UU Kelautan: Tantangan dan Harapan Penegakan Hukum di Laut Indonesia




MENJUAL HARAPAN - Salah satu perubahan signifikan yang dibawa oleh UU Kelautan adalah transformasi Badan Koordinasi Keamanan Laut (Bakorkamla), menjadi Badan Keamanan Laut (Bakamla). Bakamla kini memiliki fungsi yang diperluas dan diperkuat, tidak hanya menyinergikan dan memonitor patroli, namun, melakukan patroli keamanan dan keselamatan di perairan Indonesia secara langsung. Penguatan tugas dan fungsi Bakamla ini diharapkan menjadi landasan hukum yang kuat untuk penegakan hukum di laut yang lebih efektif, meskipun tantangan implementasi, khususnya harmonisasi tugas dengan lembaga lain, masih menjadi pekerjaan rumah.

Hal itu disampaikan anggota DPR/MPR RI Sulaeman L. Hamzah pada kegiatan sosialisasi undang-undang yang berlangsung diselenggarakan di Rumah Aspirasi H. Sulaeman L. Hamzah, Kabupaten Merauke, provinsi Papua Selatan, pada Sabtu (31/5/2025).

Lanjut legislator DPR RI Fraksi Nasdem ini, kendatipun demikian, Bakamla dihadapkan pada tantangan ego sektoral dari berbagai lembaga yang memiliki kewenangan di laut, yang dapat menyebabkan tumpang tindih otoritas dan minimnya kepastian hukum bagi pelaku pelayaran.

"Peran TNI dalam penegakan hukum di laut seharusnya menjadi sistem pelengkap dalam mobilisasi alat kekuatan, dengan Bakamla memfasilitasi peran tersebut, serupa dengan fungsi TNI di bawah BNPB dalam penanggulangan bencana," ungkap Sulaeman, seraya mengatakan kewenangan intelektual dalam pengawasan dan penegakan hukum tetap menjadi fungsi instansi sektoral yang memiliki kapasitas terkait.

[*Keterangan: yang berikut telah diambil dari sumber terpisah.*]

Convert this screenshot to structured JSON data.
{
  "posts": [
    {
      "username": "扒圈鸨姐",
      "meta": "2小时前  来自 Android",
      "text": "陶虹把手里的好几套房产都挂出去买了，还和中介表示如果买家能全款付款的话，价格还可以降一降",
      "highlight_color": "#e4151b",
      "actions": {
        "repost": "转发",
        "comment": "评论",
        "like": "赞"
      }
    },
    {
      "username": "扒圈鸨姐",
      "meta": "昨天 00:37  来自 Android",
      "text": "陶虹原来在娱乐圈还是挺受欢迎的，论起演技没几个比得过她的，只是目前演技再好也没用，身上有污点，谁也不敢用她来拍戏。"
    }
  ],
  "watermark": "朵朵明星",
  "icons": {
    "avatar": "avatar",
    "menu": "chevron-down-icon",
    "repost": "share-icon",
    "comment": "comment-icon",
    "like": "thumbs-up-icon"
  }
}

Anggota DPR RI daerah pemilihan Papua ini, menyatakan, sayangnya, tugas dan fungsi besar Bakamla, masih belum diimbangi dengan kewenangan yang memadai dari UU Kelautan maupun Peraturan Presiden Nomor 178 Tahun 2014.

Lanjutnya, kewenangan yang diberikan hanya terbatas pada pengejaran seketika, pemeriksaan dan penangkapan kapal, serta integrasi sistem informasi.

"Hal ini, menyisakan persoalan signifikan terkait fungsi sinergi dan koordinasi antar sektor yang menjadi tujuan utama pembentukan Bakamla," tegasnya.

Oleh karena itu, diperlukan kewenangan yang lebih jelas dan tegas untuk koordinasi, serta desain kelembagaan yang memungkinkan akses langsung ke Presiden untuk koordinasi efektif. "Terdapat potensi benturan tugas dan fungsi antara Bakamla dengan Lembaga Penjagaan Laut dan Pantai (Sea and Coast Guard) yang dimandatkan dalam UU Pelayaran, namun hingga kini belum terbentuk," ungkapnya.

Jelasnya, kedua lembaga tersebut, memiliki kesamaan tugas dalam penegakan hukum di laut, bahkan Sea and Coast Guard juga memiliki fungsi koordinasi serupa. Oleh karena itu, penting bagi Bakamla untuk merumuskan kebijakan yang jelas terkait pelaksanaan tugas yang sama dan rencana aksi pembagian tugas pasca terbentuknya Sea and Coast Guard.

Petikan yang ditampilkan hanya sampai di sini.